4.1 Understanding niche differentiation and resource partitioning with CSIA
Our results show that the δ13CEAAfingerprinting method holds considerable potential for identifying feeding differences in marine habitats. In our two westernmost Baltic locations, the Kiel Bay and the Arkona Basin, we were able to identify niche differentiation among all putative functional groups, as well as most species. This differentiation is in agreement with previous knowledge based on traditional methods like stomach content analysis, e.g. Hislop et al. (1997). Species with similar modes of feeding clustered closely. It is surprising, however, that seastars clustered very differently than bivalves, considering that blue mussels are considered of major importance in their prey (Sommer, Meusel & Stielau 1999). Such ‘mismatches’ do not pertain to limitations of the fingerprinting method, but rather to the extend a study has sampled and analysed all relevant endmembers. For example, seastars also feed on other invertebrates such as sponges, snails, and isopods (Anger et al. 1977). In addition, primary consumers integrate more recent photosynthates in their tissue than higher level consumers. Taken together, our results highlight the potential of δ13CEAA fingerprinting to elucidate the dietary niches of marine consumers, and how fluxes of carbon and nutrients from primary producers to detritus and consumers structure marine ecosystems (Cebrian 1999; Lartigue & Cebrian 2012).

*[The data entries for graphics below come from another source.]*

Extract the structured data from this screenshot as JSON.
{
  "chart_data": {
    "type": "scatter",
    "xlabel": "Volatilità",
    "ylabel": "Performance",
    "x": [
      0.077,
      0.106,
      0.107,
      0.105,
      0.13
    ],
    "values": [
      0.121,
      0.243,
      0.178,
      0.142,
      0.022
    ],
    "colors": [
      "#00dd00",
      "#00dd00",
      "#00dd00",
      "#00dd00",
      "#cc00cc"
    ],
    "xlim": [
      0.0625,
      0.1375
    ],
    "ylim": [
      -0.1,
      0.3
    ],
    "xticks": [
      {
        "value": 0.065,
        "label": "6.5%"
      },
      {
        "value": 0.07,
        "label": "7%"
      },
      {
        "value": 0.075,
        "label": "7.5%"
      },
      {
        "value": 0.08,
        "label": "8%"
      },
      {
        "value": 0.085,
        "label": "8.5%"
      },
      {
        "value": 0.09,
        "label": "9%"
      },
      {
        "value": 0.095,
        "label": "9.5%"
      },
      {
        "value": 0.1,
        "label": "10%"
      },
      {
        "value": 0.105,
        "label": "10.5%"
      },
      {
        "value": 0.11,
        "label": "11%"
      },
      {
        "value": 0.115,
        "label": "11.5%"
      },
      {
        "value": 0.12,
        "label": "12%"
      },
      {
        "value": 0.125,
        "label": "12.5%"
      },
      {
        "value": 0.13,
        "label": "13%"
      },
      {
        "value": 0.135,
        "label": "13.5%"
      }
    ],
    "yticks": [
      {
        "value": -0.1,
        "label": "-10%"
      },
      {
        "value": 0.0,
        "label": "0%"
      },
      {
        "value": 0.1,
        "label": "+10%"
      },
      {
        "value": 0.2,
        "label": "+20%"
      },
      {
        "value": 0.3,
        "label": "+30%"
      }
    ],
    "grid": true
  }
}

The highly dynamic and complex nature of marine food webs can make it challenging to assess trophic relationships between consumers and producers, particularly on a taxon specific level (Woodward et al. 2005; Armengol et al. 2019). The clear spatial and trophic group differences observed in our study underscore the potential of δ13CEAA fingerprinting to determine the trophic basis of production, i.e. how particular production sources are linked to consumers, and specifically selective grazing and assimilation of phytoplankton and detrital resources. Since phytoplankton assemblages influence the food web structure, it will be critical for future studies to establish a reference phytoplankton library based on well characterized in situ algal assemblages and single species cultures. As demonstrated in this study, laboratory cultures of bacteria, phytoplankton and other potential endmembers can be used as a proxy for in situ samples, which means that the fingerprinting approach works well for tracing inconspicuous sources. Increased application of this method to identify the taxonomic groups fuelling production on higher trophic levels could improve our understanding of trophic links in many marine food webs and reduce the current bias towards larger prominent species feeding on clearly identifiable food items.